Parlando delle difficoltà del commercio cittadino, Amoni quindi ha spiegato come “in questo momento le sfide per chi opera nel settore a Foligno sono molto simili a quelle di chi lo fa nel resto d’Italia. Purtroppo – ha sottolineato – viviamo in un momento in cui il potere d’acquisto delle persone è diminuito, e in cui i centri commerciali, ma in particolare le grandi aziende, riescono a fare concorrenza su larga scala a costi decisamente più bassi dei piccoli operatori del commercio, soprattutto in termini fiscali”.

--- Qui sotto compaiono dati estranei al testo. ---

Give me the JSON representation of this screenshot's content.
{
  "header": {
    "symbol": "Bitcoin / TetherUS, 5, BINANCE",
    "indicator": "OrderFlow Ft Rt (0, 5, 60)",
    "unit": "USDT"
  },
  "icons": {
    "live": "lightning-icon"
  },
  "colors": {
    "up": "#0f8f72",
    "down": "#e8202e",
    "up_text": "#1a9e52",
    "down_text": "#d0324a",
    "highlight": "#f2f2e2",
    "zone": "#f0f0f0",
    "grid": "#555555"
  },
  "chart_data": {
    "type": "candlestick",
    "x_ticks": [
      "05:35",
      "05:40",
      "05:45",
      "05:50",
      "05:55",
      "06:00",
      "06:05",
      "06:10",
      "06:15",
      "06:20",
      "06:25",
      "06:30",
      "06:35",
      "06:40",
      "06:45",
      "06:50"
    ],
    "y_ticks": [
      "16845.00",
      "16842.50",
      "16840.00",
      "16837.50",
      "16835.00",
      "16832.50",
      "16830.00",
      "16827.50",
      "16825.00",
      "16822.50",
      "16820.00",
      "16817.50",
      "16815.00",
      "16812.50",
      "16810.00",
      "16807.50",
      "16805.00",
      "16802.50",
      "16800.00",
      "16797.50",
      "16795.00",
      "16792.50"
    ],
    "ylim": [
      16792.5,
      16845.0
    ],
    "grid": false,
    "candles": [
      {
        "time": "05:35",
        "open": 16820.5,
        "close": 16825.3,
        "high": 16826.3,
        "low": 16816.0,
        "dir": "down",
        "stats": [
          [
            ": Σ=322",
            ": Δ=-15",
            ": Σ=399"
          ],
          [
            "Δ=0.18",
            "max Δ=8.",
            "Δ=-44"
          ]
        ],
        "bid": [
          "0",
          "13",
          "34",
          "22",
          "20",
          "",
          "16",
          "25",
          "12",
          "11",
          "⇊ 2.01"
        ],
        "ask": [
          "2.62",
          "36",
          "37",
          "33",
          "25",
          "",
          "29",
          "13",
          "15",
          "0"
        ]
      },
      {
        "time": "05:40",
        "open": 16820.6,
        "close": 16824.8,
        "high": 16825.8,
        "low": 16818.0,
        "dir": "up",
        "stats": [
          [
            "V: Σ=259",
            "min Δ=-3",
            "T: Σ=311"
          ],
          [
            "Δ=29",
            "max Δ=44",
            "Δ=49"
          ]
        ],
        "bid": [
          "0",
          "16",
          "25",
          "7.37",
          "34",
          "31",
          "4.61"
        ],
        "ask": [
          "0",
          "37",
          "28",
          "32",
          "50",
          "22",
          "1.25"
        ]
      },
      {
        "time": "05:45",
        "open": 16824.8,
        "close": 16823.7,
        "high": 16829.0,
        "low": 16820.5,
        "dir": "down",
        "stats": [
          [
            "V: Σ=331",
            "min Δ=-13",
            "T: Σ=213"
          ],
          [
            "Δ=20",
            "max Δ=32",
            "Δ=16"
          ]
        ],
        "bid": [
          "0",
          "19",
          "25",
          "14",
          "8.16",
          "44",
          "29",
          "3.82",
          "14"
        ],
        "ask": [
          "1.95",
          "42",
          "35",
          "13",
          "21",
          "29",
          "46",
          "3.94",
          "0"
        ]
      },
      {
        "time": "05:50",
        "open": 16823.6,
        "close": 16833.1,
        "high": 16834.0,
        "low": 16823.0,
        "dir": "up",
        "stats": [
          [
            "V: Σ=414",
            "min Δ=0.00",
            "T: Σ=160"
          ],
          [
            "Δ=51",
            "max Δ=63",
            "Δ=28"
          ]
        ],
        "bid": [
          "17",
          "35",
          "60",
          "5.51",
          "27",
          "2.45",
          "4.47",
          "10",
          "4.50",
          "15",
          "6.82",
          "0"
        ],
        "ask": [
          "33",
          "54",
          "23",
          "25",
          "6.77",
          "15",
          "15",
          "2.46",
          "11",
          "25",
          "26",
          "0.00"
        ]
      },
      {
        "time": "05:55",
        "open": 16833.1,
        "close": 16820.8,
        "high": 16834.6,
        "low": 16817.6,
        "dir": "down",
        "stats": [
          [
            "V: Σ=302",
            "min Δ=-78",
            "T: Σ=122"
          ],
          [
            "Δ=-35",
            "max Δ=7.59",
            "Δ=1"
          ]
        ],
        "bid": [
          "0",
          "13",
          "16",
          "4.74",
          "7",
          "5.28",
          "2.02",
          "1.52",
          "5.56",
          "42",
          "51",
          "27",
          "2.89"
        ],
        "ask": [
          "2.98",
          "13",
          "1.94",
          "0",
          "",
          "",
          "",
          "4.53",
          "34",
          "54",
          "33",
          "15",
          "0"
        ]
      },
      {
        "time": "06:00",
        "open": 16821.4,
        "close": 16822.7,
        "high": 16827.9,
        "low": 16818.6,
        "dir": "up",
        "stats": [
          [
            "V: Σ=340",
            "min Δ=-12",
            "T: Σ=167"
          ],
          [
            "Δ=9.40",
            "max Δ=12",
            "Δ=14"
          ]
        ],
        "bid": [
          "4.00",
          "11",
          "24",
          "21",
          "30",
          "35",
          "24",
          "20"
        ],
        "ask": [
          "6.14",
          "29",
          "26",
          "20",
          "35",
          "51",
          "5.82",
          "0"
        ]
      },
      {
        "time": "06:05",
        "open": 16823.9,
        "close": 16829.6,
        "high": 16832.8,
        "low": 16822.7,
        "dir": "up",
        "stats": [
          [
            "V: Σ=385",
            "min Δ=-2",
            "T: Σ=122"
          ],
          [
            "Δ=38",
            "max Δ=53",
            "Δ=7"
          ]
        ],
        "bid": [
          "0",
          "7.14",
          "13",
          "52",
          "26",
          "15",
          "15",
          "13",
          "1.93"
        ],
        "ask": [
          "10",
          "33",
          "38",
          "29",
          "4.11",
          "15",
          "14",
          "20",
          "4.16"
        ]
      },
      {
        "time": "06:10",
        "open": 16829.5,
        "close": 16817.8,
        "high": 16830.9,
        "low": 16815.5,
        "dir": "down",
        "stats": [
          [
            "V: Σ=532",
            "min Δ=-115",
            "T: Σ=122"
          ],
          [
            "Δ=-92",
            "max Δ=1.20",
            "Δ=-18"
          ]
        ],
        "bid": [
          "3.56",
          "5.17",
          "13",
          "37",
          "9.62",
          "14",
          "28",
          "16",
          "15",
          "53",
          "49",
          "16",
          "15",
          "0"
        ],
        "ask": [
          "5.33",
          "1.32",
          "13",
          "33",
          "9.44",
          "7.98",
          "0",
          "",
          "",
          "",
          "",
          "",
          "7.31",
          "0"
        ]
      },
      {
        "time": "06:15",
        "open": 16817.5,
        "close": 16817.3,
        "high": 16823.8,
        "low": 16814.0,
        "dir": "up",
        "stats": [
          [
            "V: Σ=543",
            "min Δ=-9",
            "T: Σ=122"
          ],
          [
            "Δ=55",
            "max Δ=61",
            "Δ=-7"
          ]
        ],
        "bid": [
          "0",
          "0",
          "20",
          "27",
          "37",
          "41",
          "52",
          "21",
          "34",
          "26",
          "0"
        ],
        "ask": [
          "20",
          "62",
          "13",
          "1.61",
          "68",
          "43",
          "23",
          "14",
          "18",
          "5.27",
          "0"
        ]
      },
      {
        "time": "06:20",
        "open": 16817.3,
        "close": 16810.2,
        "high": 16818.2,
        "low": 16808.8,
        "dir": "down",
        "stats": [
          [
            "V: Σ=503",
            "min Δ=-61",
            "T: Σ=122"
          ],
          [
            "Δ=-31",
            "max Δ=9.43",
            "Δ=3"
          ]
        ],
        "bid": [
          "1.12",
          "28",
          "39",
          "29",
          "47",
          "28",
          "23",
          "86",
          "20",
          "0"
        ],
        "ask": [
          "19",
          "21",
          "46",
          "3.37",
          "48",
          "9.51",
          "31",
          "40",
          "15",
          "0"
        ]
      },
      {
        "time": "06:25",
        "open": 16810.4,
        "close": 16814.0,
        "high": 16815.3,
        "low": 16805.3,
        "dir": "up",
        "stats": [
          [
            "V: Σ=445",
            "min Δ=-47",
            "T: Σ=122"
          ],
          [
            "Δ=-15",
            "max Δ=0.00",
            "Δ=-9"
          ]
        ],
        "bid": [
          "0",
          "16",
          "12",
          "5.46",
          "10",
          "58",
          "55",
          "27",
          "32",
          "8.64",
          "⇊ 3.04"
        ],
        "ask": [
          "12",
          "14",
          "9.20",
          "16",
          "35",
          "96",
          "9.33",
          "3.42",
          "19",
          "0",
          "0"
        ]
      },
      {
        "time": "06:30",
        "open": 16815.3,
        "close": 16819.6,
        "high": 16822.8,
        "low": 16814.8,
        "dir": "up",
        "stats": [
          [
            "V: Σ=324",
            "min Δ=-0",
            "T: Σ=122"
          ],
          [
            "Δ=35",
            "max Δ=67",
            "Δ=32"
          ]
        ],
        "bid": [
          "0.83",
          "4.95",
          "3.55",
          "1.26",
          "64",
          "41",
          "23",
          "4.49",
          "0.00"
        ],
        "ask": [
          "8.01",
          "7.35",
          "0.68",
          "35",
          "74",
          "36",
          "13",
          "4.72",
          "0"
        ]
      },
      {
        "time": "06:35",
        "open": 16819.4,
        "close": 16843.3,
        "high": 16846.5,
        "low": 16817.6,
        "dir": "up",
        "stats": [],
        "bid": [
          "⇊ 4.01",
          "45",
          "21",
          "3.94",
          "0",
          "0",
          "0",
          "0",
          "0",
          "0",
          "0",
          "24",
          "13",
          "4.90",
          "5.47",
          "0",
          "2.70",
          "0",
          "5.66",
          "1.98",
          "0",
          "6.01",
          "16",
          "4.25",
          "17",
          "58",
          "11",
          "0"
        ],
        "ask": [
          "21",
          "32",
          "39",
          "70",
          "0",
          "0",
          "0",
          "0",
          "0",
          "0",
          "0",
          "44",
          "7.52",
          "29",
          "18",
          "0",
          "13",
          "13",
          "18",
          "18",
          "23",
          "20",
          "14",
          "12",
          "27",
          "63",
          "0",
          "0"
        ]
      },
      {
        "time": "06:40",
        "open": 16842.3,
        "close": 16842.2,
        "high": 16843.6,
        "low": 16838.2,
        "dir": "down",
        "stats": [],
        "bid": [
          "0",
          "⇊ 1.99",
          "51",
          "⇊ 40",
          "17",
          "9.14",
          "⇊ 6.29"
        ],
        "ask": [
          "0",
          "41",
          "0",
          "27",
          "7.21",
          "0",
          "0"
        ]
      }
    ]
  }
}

“A livello cittadino – ha proseguito –, ovviamente non mancano i problemi. Il ‘City Brand’ proposto dal Comune come strumento per contrastare il problema non sembra voler partire, mentre noi di Confcommercio siamo al lavoro principalmente con due progetti: il distretto del commercio per sostenere le attività locali, in collaborazione con Regione e Comuni, ma a cui quello di Foligno non ha ancora aderito, e il Cities, che punta alla rigenerazione urbana e alla valorizzazione dell’economia di prossimità”.